節目

教育

3月は、学生たちにとって節目の月である。

日本の現在の教育システムは戦後から数えても100年にも到達していない。

そんな短い期間の中で、何か「正しい」と思わされる箱の中に入れられ、比較させられてきた。

今の時代は、SNSによる比較がさらに激化しており、箱の外でも比較をしてしまい、何かと息苦しさを感じるのではないだろうか。

一生懸命周りが適応していくレールの渡り方を見よう見真似で渡っていき、少しはみ出ると何か間違った人生を歩んでいるような感覚にさせられる箱から出てみると、なぜか「どのようにレールを作ってきたのか」を問われてくる。レールを上手くわたってスゴイと言われたのに、社会は問う。君は「何者」かと。

これでも昔より生きやすくなった。

これでも昔より認められるようになった。

ほんとうに?

確かに戦争に巻き込まれていない時代に生まれたことは幸運であり、感謝すべきことではある。

だけど、なぜ息苦しく感じてしまう?

SNSで私らしく生きることを全面的にアピールされ、それを見ては劣等感を感じる。

「あなたはあなた自身を愛していないから劣等感を感じているのよ」

心理学を学んだという人が画面の向こうから語り掛けてくる。

本当に?

私は私を愛している。

だけど、比較をしてしまうことだってある。落ち込むことだってある。

心がすり減ってしまう。あぁ、なんでこの国は…。そう嘆きたくなってしまうことだってある。

しかし、この日本という国は幸せな国である。

ご飯がおいしい。何か落とし物をすれば、届いていることが多い。

おもてなしの精神。素敵である。

ある国の人は言う。「日本人」に生まれるなんて羨ましい。

「日本人」のパスポートは、ほとんどの国に行ける。いろいろな挑戦が出来るじゃないかと。

ハッとさせられる。

そう、それなのに…。

幸せな国で生まれているはずのに自殺率が高くなっている不思議な国なのだ・・・。

SNSを開き、比較をし、お前は「何者」かと問われる。

あるものは「酒」に逃げ、あるものは「ギャンブル」に走り、あるものは「恋」に依存する。

それでも日本社会は問いかけてくる。

「お前は何者だ?」

それを知ろうとすることが「教育」のあるべき姿なのに、「教育」を受けたから「何者」かを語れるだろうと強制してくる。

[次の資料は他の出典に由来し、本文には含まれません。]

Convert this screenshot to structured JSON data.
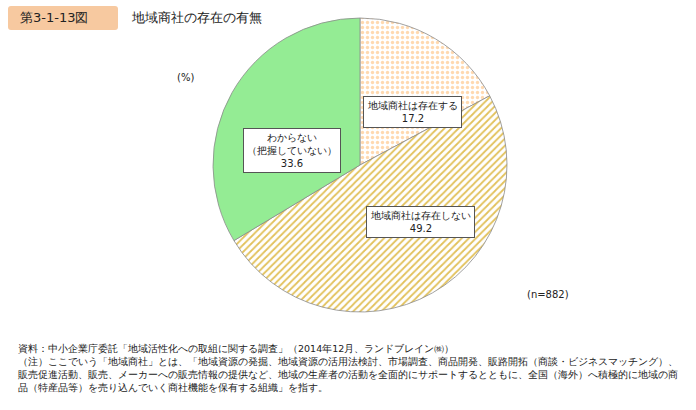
{
  "header": {
    "figure_number": "第3-1-13図"
  },
  "chart_data": {
    "type": "pie",
    "title": "地域商社の存在の有無",
    "categories": [
      "地域商社は存在する",
      "地域商社は存在しない",
      "わからない\n（把握していない）"
    ],
    "values": [
      17.2,
      49.2,
      33.6
    ],
    "colors": [
      "#f4823c",
      "#fbe492",
      "#94ec94"
    ],
    "data_labels": true,
    "annotations": [
      "(%)",
      "(n=882)"
    ]
  },
  "source": "資料：中小企業庁委託「地域活性化への取組に関する調査」（2014年12月、ランドブレイン㈱）",
  "note": "（注）ここでいう「地域商社」とは、「地域資源の発掘、地域資源の活用法検討、市場調査、商品開発、販路開拓（商談・ビジネスマッチング）、販売促進活動、販売、メーカーへの販売情報の提供など、地域の生産者の活動を全面的にサポートするとともに、全国（海外）へ積極的に地域の商品（特産品等）を売り込んでいく商社機能を保有する組織」を指す。"
}
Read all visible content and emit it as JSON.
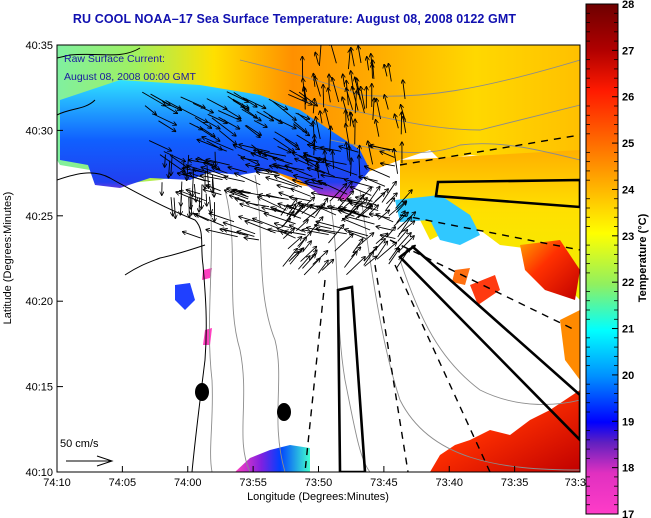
{
  "title": "RU COOL  NOAA–17  Sea Surface Temperature:  August 08, 2008 0122 GMT",
  "current_legend": {
    "line1": "Raw Surface Current:",
    "line2": "August 08, 2008 00:00 GMT"
  },
  "scale_arrow_label": "50 cm/s",
  "x_axis": {
    "label": "Longitude (Degrees:Minutes)",
    "ticks": [
      "74:10",
      "74:05",
      "74:00",
      "73:55",
      "73:50",
      "73:45",
      "73:40",
      "73:35",
      "73:3"
    ]
  },
  "y_axis": {
    "label": "Latitude (Degrees:Minutes)",
    "ticks": [
      "40:35",
      "40:30",
      "40:25",
      "40:20",
      "40:15",
      "40:10"
    ]
  },
  "colorbar": {
    "label": "Temperature (°C)",
    "min": 17,
    "max": 28,
    "ticks": [
      "28",
      "27",
      "26",
      "25",
      "24",
      "23",
      "22",
      "21",
      "20",
      "19",
      "18",
      "17"
    ]
  },
  "colors": {
    "title": "#1010b0",
    "legend_text": "#1a1aa0",
    "contour": "#8c8c8c",
    "coastline": "#000000"
  },
  "map_features": {
    "dots": [
      "mooring-dot",
      "mooring-dot"
    ],
    "boxes": [
      "restricted-area-box",
      "restricted-area-box",
      "restricted-area-box"
    ]
  }
}
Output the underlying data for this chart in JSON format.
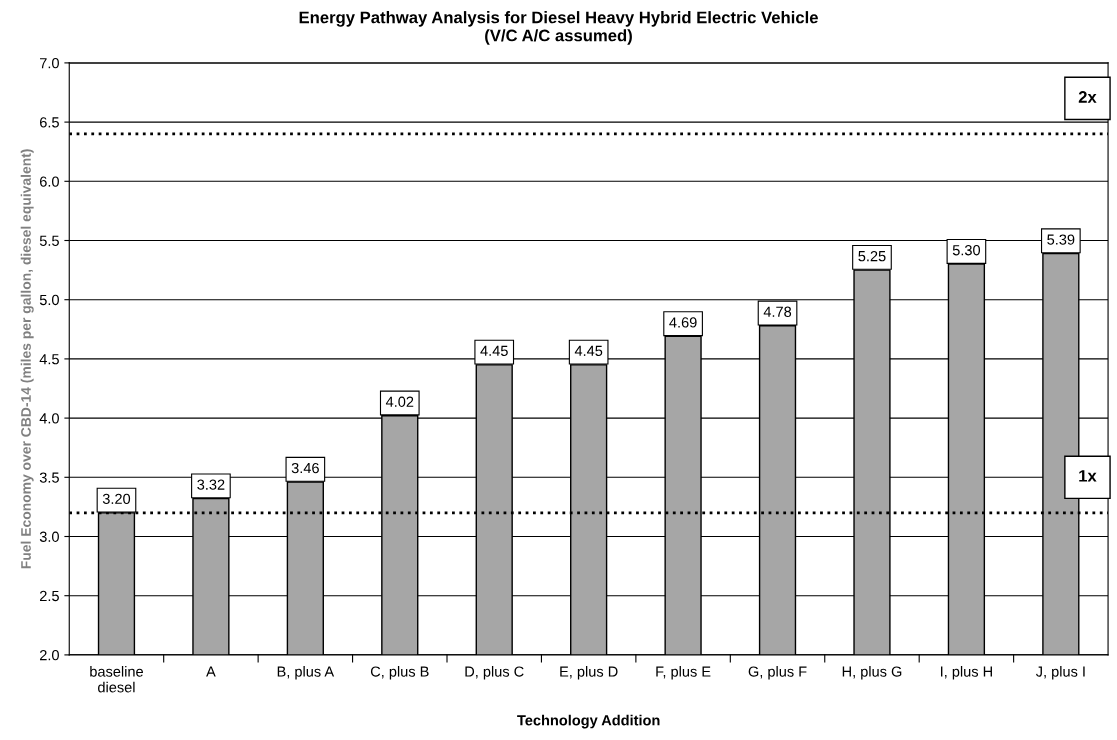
{
  "chart_data": {
    "type": "bar",
    "title": "Energy Pathway Analysis for Diesel Heavy Hybrid Electric Vehicle",
    "subtitle": "(V/C A/C assumed)",
    "xlabel": "Technology Addition",
    "ylabel": "Fuel Economy over CBD-14 (miles per gallon, diesel equivalent)",
    "categories": [
      "baseline\ndiesel",
      "A",
      "B, plus A",
      "C, plus B",
      "D, plus C",
      "E, plus D",
      "F, plus E",
      "G, plus F",
      "H, plus G",
      "I, plus H",
      "J, plus I"
    ],
    "values": [
      3.2,
      3.32,
      3.46,
      4.02,
      4.45,
      4.45,
      4.69,
      4.78,
      5.25,
      5.3,
      5.39
    ],
    "value_labels": [
      "3.20",
      "3.32",
      "3.46",
      "4.02",
      "4.45",
      "4.45",
      "4.69",
      "4.78",
      "5.25",
      "5.30",
      "5.39"
    ],
    "color": "#a6a6a6",
    "ylim": [
      2.0,
      7.0
    ],
    "yticks": [
      {
        "value": 2.0,
        "label": "2.0"
      },
      {
        "value": 2.5,
        "label": "2.5"
      },
      {
        "value": 3.0,
        "label": "3.0"
      },
      {
        "value": 3.5,
        "label": "3.5"
      },
      {
        "value": 4.0,
        "label": "4.0"
      },
      {
        "value": 4.5,
        "label": "4.5"
      },
      {
        "value": 5.0,
        "label": "5.0"
      },
      {
        "value": 5.5,
        "label": "5.5"
      },
      {
        "value": 6.0,
        "label": "6.0"
      },
      {
        "value": 6.5,
        "label": "6.5"
      },
      {
        "value": 7.0,
        "label": "7.0"
      }
    ],
    "grid": "y",
    "ref_lines": [
      {
        "axis": "y",
        "value": 6.4,
        "label": "2x",
        "line_style": "dotted",
        "color": "#000000"
      },
      {
        "axis": "y",
        "value": 3.2,
        "label": "1x",
        "line_style": "dotted",
        "color": "#000000"
      }
    ]
  }
}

正直言うと、うんざりする。死ぬときに何者かが分かればよいじゃないか。

そうやって人生は紆余曲折を経て、隣に座っている人と自分語りをしあおうじゃないか。

それを許してくれる社会システムの実現を願いながら、私に出来ることは

この社会は比較にまみれているけれど、少しの劣等感と、少しの話相手と、少しのお金があれば

自由に生きることは可能であることを身をもって伝えることだと思っている。

先生。それって「幸せ」になれますか?

「分かりません…だけど、、、」

学生の皆さん。卒業おめでとうございます。